Officieel heb ik tot mijn achttiende niet gerookt. Het leverde me een van mijn mooiste schaakboeken op, Ausgewählte Partien door Paul Keres. Het boek staat nog altijd in mijn boekenkast. Als beloning gekregen van mijn lieve opa. Op het titelblad van het boek schreef hij met krachtige hand: 4 februari 1968, Oma en Opa. Meer niet.

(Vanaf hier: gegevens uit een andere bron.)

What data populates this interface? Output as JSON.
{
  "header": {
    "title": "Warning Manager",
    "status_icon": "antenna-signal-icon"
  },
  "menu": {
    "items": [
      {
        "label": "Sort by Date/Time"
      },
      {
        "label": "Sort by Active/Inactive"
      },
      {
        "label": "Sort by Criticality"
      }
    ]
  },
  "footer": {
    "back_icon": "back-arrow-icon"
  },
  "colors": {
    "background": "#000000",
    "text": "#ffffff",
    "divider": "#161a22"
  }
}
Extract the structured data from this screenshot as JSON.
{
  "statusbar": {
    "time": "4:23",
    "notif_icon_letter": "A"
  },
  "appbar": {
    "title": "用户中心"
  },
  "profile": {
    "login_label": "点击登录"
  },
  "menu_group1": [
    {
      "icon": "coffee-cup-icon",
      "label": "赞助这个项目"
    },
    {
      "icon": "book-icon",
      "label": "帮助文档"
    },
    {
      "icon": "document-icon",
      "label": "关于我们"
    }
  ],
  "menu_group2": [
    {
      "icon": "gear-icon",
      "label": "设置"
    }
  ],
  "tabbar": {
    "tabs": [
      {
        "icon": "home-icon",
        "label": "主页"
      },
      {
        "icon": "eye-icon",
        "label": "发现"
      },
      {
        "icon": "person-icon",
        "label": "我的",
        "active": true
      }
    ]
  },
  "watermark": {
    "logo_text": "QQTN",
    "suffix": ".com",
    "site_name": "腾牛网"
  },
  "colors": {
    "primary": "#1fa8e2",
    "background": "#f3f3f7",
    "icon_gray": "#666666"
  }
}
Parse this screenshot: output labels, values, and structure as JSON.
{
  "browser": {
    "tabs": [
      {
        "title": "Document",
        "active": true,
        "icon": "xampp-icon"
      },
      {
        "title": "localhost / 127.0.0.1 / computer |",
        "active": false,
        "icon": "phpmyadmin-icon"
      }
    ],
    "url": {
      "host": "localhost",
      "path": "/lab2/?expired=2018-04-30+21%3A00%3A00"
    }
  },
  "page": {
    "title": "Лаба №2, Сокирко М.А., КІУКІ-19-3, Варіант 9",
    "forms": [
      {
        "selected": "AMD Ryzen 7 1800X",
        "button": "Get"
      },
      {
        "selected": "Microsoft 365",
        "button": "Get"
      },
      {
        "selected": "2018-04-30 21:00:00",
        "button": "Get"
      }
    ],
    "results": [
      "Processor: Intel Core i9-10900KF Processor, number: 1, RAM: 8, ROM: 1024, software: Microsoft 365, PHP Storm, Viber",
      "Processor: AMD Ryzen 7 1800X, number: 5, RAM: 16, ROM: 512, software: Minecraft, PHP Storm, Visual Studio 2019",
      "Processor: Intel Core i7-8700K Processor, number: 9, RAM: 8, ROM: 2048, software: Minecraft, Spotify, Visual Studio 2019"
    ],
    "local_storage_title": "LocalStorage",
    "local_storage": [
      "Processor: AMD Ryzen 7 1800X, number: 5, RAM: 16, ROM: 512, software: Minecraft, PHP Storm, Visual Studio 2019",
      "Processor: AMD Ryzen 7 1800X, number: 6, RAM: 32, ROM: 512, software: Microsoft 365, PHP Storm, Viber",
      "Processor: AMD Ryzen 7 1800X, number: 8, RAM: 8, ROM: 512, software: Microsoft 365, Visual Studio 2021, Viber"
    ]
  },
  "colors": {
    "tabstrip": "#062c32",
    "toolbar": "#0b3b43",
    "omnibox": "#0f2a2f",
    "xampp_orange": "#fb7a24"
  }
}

Het was mijn verjaardag en ik stelde mezelf gerust met de gedachte dat die paar sigaretjes die ik in Brussel met mijn Waalse vriend had gerookt natuurlijk niet telden. En lekker vond ik die zware Bastos sigaretten ook al niet, maar ja, ik wilde me niet laten kennen. Opa heeft hier gelukkig nooit van geweten.
Ruim een jaar later speelde ik mee in het IBM-toernooi. Er werd veel gerookt. Donner spande daarbij moeiteloos de kroon. Bij binnenkomst in de toernooizaal klopte hij op zijn borst- en broekzakken om te controleren of hij de benodigde sigaretten wel bij zich had. Die pakjes Chesterfield gingen tijdens de partij in rook op. Ik had dat kettingroken al eerder gezien, tijdens het zonetoernooi in Den Haag een paar jaar daarvoor. Dat was zeker geen aanmoediging om ook te gaan roken. Want zijn gewoonte zag er eerder als een beklagenswaardige verslaving uit dan als een recept om goed te schaken.

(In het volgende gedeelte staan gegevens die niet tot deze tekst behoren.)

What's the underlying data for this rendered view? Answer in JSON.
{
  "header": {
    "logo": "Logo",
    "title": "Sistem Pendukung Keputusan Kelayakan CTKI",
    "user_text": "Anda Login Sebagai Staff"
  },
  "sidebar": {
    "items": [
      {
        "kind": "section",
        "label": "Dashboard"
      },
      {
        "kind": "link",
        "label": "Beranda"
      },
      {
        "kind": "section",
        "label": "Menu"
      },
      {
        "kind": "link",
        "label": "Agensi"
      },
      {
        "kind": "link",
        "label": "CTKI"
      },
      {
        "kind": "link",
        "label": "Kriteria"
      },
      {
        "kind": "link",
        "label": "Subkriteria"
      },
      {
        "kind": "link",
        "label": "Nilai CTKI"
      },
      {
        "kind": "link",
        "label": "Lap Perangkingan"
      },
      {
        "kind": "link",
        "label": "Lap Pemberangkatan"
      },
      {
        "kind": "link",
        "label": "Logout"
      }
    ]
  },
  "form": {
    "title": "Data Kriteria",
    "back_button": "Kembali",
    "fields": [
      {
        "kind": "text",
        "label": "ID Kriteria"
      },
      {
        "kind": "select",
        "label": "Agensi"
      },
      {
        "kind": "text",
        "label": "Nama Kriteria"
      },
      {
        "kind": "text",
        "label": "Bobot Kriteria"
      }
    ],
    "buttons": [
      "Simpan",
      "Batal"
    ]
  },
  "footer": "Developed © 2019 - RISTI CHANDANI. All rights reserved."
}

Dat idee veranderde echter radicaal toen ik Leonid Stein aan het werk zag. De nonchalance waarmee hij zijn sigaret in zijn mondhoek liet wippen, zijn ogen half dichtgeknepen tegen de rook, de snelheid waarmee hij speelde, zijn viriele verschijning, het ene been losjes over de andere geslagen; het maakte indruk. Ultiem zelfbewustzijn zo leek het me. De diep over het bord gebogen tegenstander (Vasiukov, zie foto) accentueerde die indruk alleen maar.
Later las ik dat Bobby Fischer slechts voor één Sovjet grootmeester groot respect had: de Oekraïner Leonid Stein. Stein werd zo mijn Marlboro Man.

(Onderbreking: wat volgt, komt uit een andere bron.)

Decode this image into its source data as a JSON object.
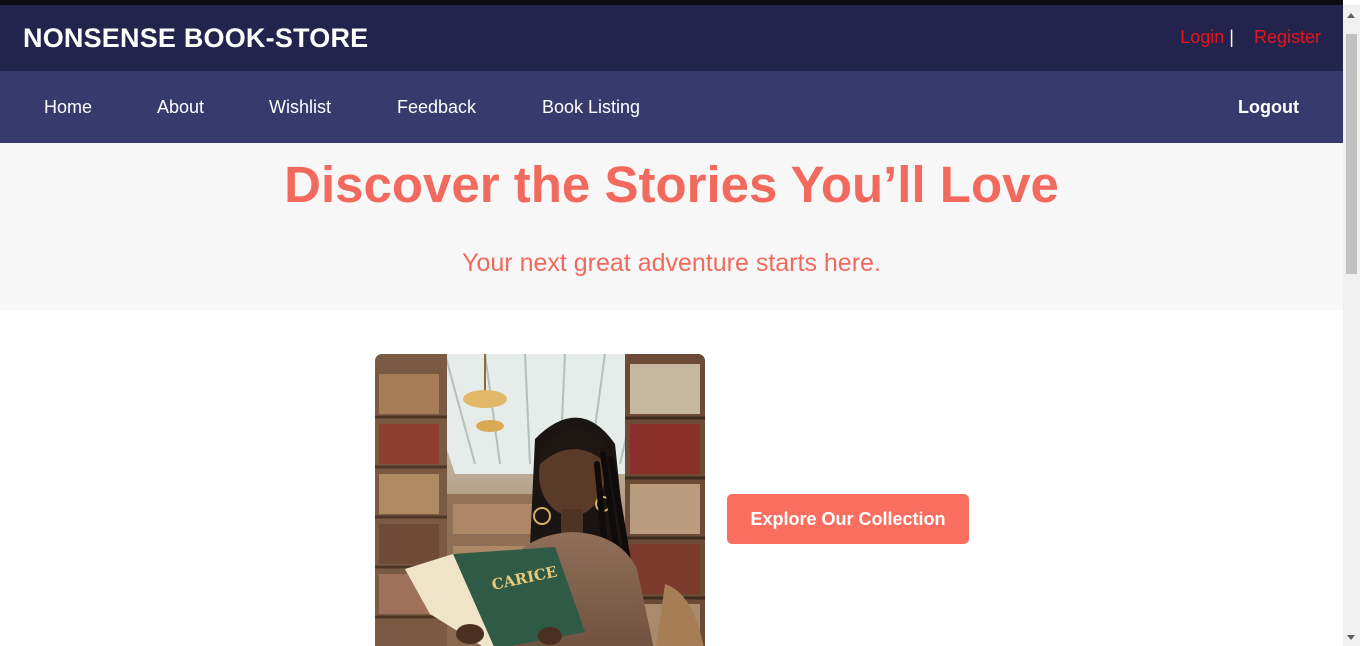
{
  "header": {
    "brand": "NONSENSE BOOK-STORE",
    "login_label": "Login",
    "separator": "|",
    "register_label": "Register"
  },
  "nav": {
    "items": [
      {
        "label": "Home"
      },
      {
        "label": "About"
      },
      {
        "label": "Wishlist"
      },
      {
        "label": "Feedback"
      },
      {
        "label": "Book Listing"
      }
    ],
    "logout_label": "Logout"
  },
  "hero": {
    "title": "Discover the Stories You’ll Love",
    "subtitle": "Your next great adventure starts here."
  },
  "main": {
    "cta_label": "Explore Our Collection",
    "image_subject": "woman-reading-in-library",
    "book_cover_text": "CARICE"
  },
  "colors": {
    "header_bg": "#22244d",
    "nav_bg": "#383a6d",
    "accent": "#f2695e",
    "button_bg": "#fa6e60",
    "auth_link": "#e8141b"
  }
}
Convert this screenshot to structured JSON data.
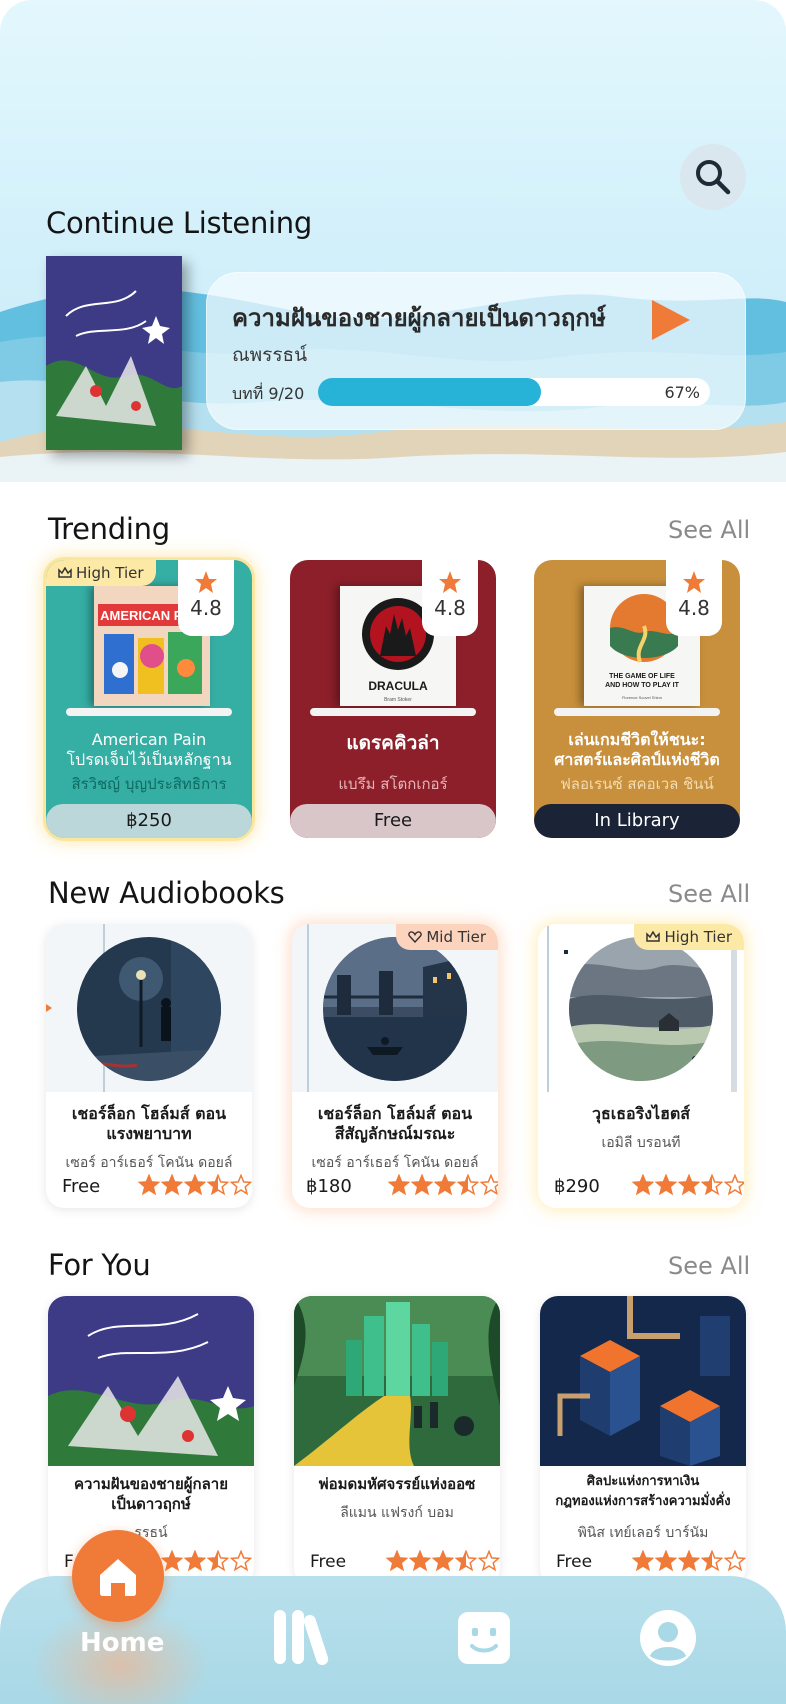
{
  "continue_listening": {
    "heading": "Continue Listening",
    "book_title": "ความฝันของชายผู้กลายเป็นดาวฤกษ์",
    "author": "ณพรรธน์",
    "chapter": "บทที่ 9/20",
    "progress_percent": 67,
    "progress_label": "67%"
  },
  "trending": {
    "heading": "Trending",
    "see_all": "See All",
    "items": [
      {
        "tier": "High Tier",
        "rating": "4.8",
        "title_line1": "American Pain",
        "title_line2": "โปรดเจ็บไว้เป็นหลักฐาน",
        "author": "สิรวิชญ์ บุญประสิทธิการ",
        "price": "฿250",
        "bg": "#35aea4"
      },
      {
        "rating": "4.8",
        "title_line1": "แดรคคิวล่า",
        "title_line2": "",
        "author": "แบรึม สโตกเกอร์",
        "price": "Free",
        "bg": "#8c1f2a"
      },
      {
        "rating": "4.8",
        "title_line1": "เล่นเกมชีวิตให้ชนะ:",
        "title_line2": "ศาสตร์และศิลป์แห่งชีวิต",
        "author": "ฟลอเรนซ์ สคอเวล ชินน์",
        "price": "In Library",
        "bg": "#c8903c"
      }
    ],
    "cover_texts": {
      "american": "AMERICAN PAIN",
      "dracula": "DRACULA",
      "dracula_sub": "Bram Stoker",
      "game_line1": "THE GAME OF LIFE",
      "game_line2": "AND HOW TO PLAY IT",
      "game_author": "Florence Scovel Shinn"
    }
  },
  "new_audiobooks": {
    "heading": "New Audiobooks",
    "see_all": "See All",
    "items": [
      {
        "title_line1": "เชอร์ล็อก โฮล์มส์ ตอน",
        "title_line2": "แรงพยาบาท",
        "author": "เซอร์ อาร์เธอร์ โคนัน ดอยล์",
        "price": "Free",
        "rating": 3.5
      },
      {
        "tier": "Mid Tier",
        "title_line1": "เชอร์ล็อก โฮล์มส์ ตอน",
        "title_line2": "สีสัญลักษณ์มรณะ",
        "author": "เซอร์ อาร์เธอร์ โคนัน ดอยล์",
        "price": "฿180",
        "rating": 3.5
      },
      {
        "tier": "High Tier",
        "title_line1": "วุธเธอริงไฮตส์",
        "title_line2": "",
        "author": "เอมิลี บรอนที",
        "price": "฿290",
        "rating": 3.5
      }
    ]
  },
  "for_you": {
    "heading": "For You",
    "see_all": "See All",
    "items": [
      {
        "title_line1": "ความฝันของชายผู้กลาย",
        "title_line2": "เป็นดาวฤกษ์",
        "author": "ณพรรธน์",
        "author_visible": "รรธน์",
        "price": "F",
        "rating": 3.5
      },
      {
        "title_line1": "พ่อมดมหัศจรรย์แห่งออซ",
        "title_line2": "",
        "author": "ลีแมน แฟรงก์ บอม",
        "price": "Free",
        "rating": 3.5
      },
      {
        "title_line1": "ศิลปะแห่งการหาเงิน",
        "title_line2": "กฎทองแห่งการสร้างความมั่งคั่ง",
        "author": "พินิส เทย์เลอร์ บาร์นัม",
        "price": "Free",
        "rating": 3.5
      }
    ]
  },
  "bottom_nav": {
    "home_label": "Home",
    "items": [
      "home-icon",
      "library-icon",
      "chat-face-icon",
      "profile-icon"
    ]
  },
  "colors": {
    "accent": "#f07a38",
    "progress": "#27b3d8",
    "star": "#f07a38",
    "nav_bg": "#b0dce9"
  }
}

Ik begon te roken, veel te roken. Tijdens een schaakpartij gingen er meerdere pakjes Gladstone filter doorheen met een barstende koppijn als resultaat. Aanvankelijk maakte ik mezelf wijs dat ik alles onder controle had en alleen maar rookte tijdens het schaken. Dat was niet lang vol te houden. Verslaafd was ik, er is geen ander woord voor.
Stein, mijn grote voorbeeld, werd niet oud, slechts 38 jaar. Achter die krachtige verschijning ging een fataal probleem schuil. Een ernstige aandoening aan zijn hart. De dood van de ‘master of attack’ bracht een schok teweeg in de schaakwereld, maar een verband met roken werd niet gelegd. En dat was er wellicht ook niet. In ieder geval was zijn vroege dood voor mij geen aansporing om met roken te stoppen.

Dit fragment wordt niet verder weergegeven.